Vineyard Wind Backs Fishing Transit Plan
Vineyard Wind has formally endorsed a transit corridor plan for fishing vessels in federal waters off the coast of Massachusetts and Rhode Island, which includes a direct passage through the middle of the company’s 800MW offshore wind lease area.
The endorsed plan enables fishermen from Rhode Island, Massachusetts and the Long Island area to reach fishing grounds south and east of Cape Cod by transiting the length of the wind areas.
It was developed at fishing working group meetings held in September and October and previously supported by fishermen from Massachusetts, Connecticut, Rhode Island and Long Island, as well as the U.S. Coast Guard.
“The fishing industry has placed a significant amount of time and energy into developing a transit corridor plan that works for them,” said Erich Stephens, Chief Development Officer for Vineyard Wind.

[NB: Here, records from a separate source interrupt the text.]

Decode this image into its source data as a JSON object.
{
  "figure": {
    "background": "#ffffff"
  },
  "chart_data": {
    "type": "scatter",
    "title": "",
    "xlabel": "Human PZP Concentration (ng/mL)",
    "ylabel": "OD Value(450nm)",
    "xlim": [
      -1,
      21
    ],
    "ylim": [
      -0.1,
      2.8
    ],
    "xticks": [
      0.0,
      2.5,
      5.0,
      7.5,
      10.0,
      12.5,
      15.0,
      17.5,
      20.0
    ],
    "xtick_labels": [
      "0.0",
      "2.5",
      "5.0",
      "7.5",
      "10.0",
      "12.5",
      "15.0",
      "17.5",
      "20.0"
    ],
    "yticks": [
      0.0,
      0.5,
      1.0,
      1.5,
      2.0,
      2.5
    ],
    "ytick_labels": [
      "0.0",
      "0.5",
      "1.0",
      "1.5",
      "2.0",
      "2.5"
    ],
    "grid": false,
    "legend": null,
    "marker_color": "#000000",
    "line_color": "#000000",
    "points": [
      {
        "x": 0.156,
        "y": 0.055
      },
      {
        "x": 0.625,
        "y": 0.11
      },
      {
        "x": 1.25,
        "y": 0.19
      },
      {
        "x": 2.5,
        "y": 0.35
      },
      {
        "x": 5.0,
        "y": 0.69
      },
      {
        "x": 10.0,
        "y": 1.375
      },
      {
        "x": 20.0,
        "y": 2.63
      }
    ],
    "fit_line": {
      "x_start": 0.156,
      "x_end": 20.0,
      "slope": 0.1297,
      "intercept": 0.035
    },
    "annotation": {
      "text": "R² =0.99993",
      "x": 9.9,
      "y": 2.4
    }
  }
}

“Our team appreciates the work that the fishermen have done to address this and other important concerns. Wind developers must recognize the importance of locating transit lanes through their lease areas when those plans will accommodate the fishermen who work out of ports like Point Judith in Rhode Island and Montauk on Long Island.”
Vineyard Wind said its support comes after alternative plans were discussed at a recent meeting of fishermen, developers and federal agencies, but no new consensus was achieved.
As the first developer to support the fishery transit lanes, the company calls on other developers with leases offshore Rhode Island and Massachusetts to back the proposed plan, emphasizing that all leaseholders must adopt a coherent plan in order for it to be effective.
The Vineyard Wind offshore wind farm is located some 14 miles south of Martha’s Vineyard and will feature MHI Vestas 9.5MW turbines. It is expected to enter the construction phase in 2019 and to be operational by 2021.